Part II of this dissertation focuses on the organization of active cytoskeletal filaments. Many mechanical processes of a cell, such as cell division, cell migration, and intracellular transport, are driven by the ATP-fueled motion of motor proteins (kinesin, dynein, or myosin) along cytoskeletal filaments (microtubules or actin filaments). Over the past two decades, researchers have been repurposing motor protein-driven propulsion outside of the cell to create systems where cytoskeletal filaments glide on surfaces coated with motor proteins. The study of these systems not only elucidates the mechanisms of force production within the cell, but also opens new avenues for applications ranging from molecular detection to computation.

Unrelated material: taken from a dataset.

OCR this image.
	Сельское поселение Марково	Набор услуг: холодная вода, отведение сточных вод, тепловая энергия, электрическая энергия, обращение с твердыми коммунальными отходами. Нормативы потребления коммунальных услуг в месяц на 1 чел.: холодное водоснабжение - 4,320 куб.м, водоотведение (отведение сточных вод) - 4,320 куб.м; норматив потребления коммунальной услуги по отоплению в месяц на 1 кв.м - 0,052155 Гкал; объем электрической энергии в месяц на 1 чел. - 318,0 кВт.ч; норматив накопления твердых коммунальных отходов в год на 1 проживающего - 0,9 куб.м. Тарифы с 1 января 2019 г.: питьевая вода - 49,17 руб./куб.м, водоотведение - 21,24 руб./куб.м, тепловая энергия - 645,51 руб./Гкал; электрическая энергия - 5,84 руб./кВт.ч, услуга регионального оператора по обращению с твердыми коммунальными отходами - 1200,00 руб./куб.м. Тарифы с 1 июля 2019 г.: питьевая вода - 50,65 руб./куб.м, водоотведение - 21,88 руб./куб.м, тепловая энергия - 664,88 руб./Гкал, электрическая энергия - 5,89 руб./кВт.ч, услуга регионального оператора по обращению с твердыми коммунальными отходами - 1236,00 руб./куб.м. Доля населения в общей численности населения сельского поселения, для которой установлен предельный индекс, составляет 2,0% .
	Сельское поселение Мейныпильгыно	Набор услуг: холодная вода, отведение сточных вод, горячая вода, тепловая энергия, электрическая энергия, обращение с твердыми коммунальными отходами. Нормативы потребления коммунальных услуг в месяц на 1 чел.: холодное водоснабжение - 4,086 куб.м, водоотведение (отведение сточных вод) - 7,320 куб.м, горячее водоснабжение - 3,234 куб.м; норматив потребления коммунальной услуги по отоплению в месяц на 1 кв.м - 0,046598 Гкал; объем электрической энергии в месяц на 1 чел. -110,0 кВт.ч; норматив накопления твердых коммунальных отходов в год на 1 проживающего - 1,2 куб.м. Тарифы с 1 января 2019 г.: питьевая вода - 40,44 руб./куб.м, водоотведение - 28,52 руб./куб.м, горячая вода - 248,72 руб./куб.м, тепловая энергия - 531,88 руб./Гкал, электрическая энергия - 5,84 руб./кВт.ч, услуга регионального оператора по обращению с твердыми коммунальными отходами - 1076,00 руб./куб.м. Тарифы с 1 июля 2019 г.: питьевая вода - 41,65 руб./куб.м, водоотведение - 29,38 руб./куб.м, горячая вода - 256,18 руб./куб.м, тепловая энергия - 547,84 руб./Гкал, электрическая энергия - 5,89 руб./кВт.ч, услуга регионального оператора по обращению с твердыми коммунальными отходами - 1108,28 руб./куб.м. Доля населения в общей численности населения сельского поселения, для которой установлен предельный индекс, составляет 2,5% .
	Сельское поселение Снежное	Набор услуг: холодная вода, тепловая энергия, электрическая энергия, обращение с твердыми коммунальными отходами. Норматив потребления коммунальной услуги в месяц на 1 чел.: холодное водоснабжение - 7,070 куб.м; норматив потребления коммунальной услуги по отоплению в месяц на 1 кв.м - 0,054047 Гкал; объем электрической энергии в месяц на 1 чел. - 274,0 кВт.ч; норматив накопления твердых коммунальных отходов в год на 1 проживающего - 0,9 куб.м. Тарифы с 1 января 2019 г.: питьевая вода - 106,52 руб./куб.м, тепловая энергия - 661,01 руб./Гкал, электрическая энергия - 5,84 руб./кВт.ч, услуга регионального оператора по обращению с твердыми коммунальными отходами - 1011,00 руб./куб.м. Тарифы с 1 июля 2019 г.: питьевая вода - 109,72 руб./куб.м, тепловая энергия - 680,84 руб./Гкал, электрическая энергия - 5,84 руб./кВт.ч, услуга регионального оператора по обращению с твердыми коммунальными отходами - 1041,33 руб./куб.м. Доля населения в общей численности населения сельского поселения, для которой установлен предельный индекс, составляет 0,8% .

We examine how microtubules gliding on surfaces coated with kinesin motor proteins can generate collective behavior in response to mutualistic interactions between the filaments and motors, thereby maximizing the utilization of system components and production. To this end, we used a microtubule-kinesin system where motors reversibly bind to the surface. In experiments, microtubules gliding on these reversibly bound motors were unable to cross each other and at high enough densities began to align and form long, dense bundles. The kinesin motors accumulated in trails surrounding the microtubule bundles and participated in microtubule transport.
In conclusion, our study of the emergent properties of the spatial organization of enzyme cascades and the mutualistic interactions within active systems of motor proteins and cytoskeletal filaments provides insight into both how these systems function within cells and how they can be repurposed outside of them.